OpenAI’s DALL-E 2 is now entering beta and will invite a million people on its waitlist over the next few weeks to try AI-generated art. The beta launch includes a new paid model and full usage rights to commercialize generated images through selling, reprinting, or merchandising them.
- The company announced plans to explore potential copyright and trademark issues stemming from commercializing AI-generated works. Since DALL-E 2 was trained on 650 million public image-text pairs, it sometimes creates images including trademarked characters or logos pulled from the internet.
- OpenAI will look into “different approaches” to deal with copyright issues, which will include additional filtering of specific contents, direct communication with copyright holders, and allowing "fair use" or similar legal concepts that would enable the unlicensed use of copyright-protected works under certain circumstances.

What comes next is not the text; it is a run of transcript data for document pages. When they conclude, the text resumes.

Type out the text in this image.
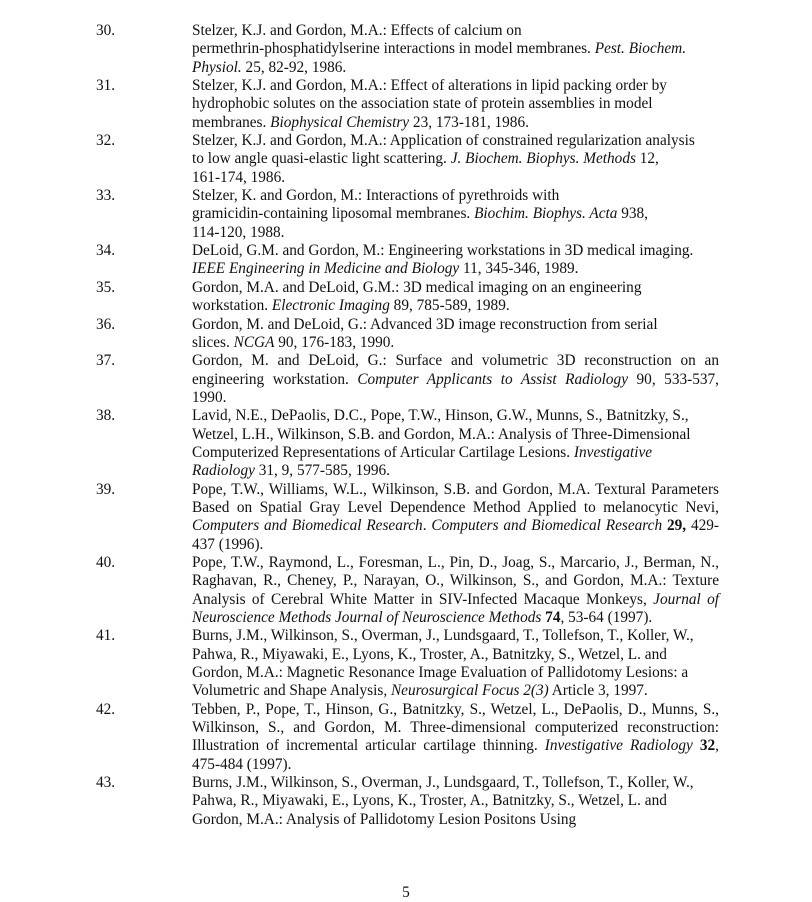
30.	Stelzer, K.J. and Gordon, M.A.: Effects of calcium on
permethrin-phosphatidylserine interactions in model membranes. Pest. Biochem.
Physiol. 25, 82-92, 1986.
31.	Stelzer, K.J. and Gordon, M.A.: Effect of alterations in lipid packing order by
hydrophobic solutes on the association state of protein assemblies in model
membranes. Biophysical Chemistry 23, 173-181, 1986.
32.	Stelzer, K.J. and Gordon, M.A.: Application of constrained regularization analysis
to low angle quasi-elastic light scattering. J. Biochem. Biophys. Methods 12,
161-174, 1986.
33.	Stelzer, K. and Gordon, M.: Interactions of pyrethroids with
gramicidin-containing liposomal membranes. Biochim. Biophys. Acta 938,
114-120, 1988.
34.	DeLoid, G.M. and Gordon, M.: Engineering workstations in 3D medical imaging.
IEEE Engineering in Medicine and Biology 11, 345-346, 1989.
35.	Gordon, M.A. and DeLoid, G.M.: 3D medical imaging on an engineering
workstation. Electronic Imaging 89, 785-589, 1989.
36.	Gordon, M. and DeLoid, G.: Advanced 3D image reconstruction from serial
slices. NCGA 90, 176-183, 1990.
37.	Gordon, M. and DeLoid, G.: Surface and volumetric 3D reconstruction on an engineering workstation. Computer Applicants to Assist Radiology 90, 533-537, 1990.
38.	Lavid, N.E., DePaolis, D.C., Pope, T.W., Hinson, G.W., Munns, S., Batnitzky, S.,
Wetzel, L.H., Wilkinson, S.B. and Gordon, M.A.: Analysis of Three-Dimensional
Computerized Representations of Articular Cartilage Lesions. Investigative
Radiology 31, 9, 577-585, 1996.
39.	Pope, T.W., Williams, W.L., Wilkinson, S.B. and Gordon, M.A. Textural Parameters Based on Spatial Gray Level Dependence Method Applied to melanocytic Nevi, Computers and Biomedical Research. Computers and Biomedical Research 29, 429-437 (1996).
40.	Pope, T.W., Raymond, L., Foresman, L., Pin, D., Joag, S., Marcario, J., Berman, N., Raghavan, R., Cheney, P., Narayan, O., Wilkinson, S., and Gordon, M.A.: Texture Analysis of Cerebral White Matter in SIV-Infected Macaque Monkeys, Journal of Neuroscience Methods Journal of Neuroscience Methods 74, 53-64 (1997).
41.	Burns, J.M., Wilkinson, S., Overman, J., Lundsgaard, T., Tollefson, T., Koller, W.,
Pahwa, R., Miyawaki, E., Lyons, K., Troster, A., Batnitzky, S., Wetzel, L. and
Gordon, M.A.: Magnetic Resonance Image Evaluation of Pallidotomy Lesions: a
Volumetric and Shape Analysis, Neurosurgical Focus 2(3) Article 3, 1997.
42.	Tebben, P., Pope, T., Hinson, G., Batnitzky, S., Wetzel, L., DePaolis, D., Munns, S., Wilkinson, S., and Gordon, M. Three-dimensional computerized reconstruction: Illustration of incremental articular cartilage thinning. Investigative Radiology 32, 475-484 (1997).
43.	Burns, J.M., Wilkinson, S., Overman, J., Lundsgaard, T., Tollefson, T., Koller, W.,
Pahwa, R., Miyawaki, E., Lyons, K., Troster, A., Batnitzky, S., Wetzel, L. and
Gordon, M.A.: Analysis of Pallidotomy Lesion Positons Using
5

- "Non-Computable You" author Robert J. Marks argued on Mind Matters News that AI-generated images “should be no more copyrightable than Google search engine results.”
The New Paid Model: DALL-E 2, which was previously free to use, will switch to a credit-based fee structure with the “beta” launch.
- First-time users will get a limited number of credits, which they can spend to produce, edit, or modify images. (Generations yield four photos, compared to edits and variants' three.)
- Users can purchase more credits in $15 increments, or credits will reload every month at a rate of 50 in the first month and 15 after that.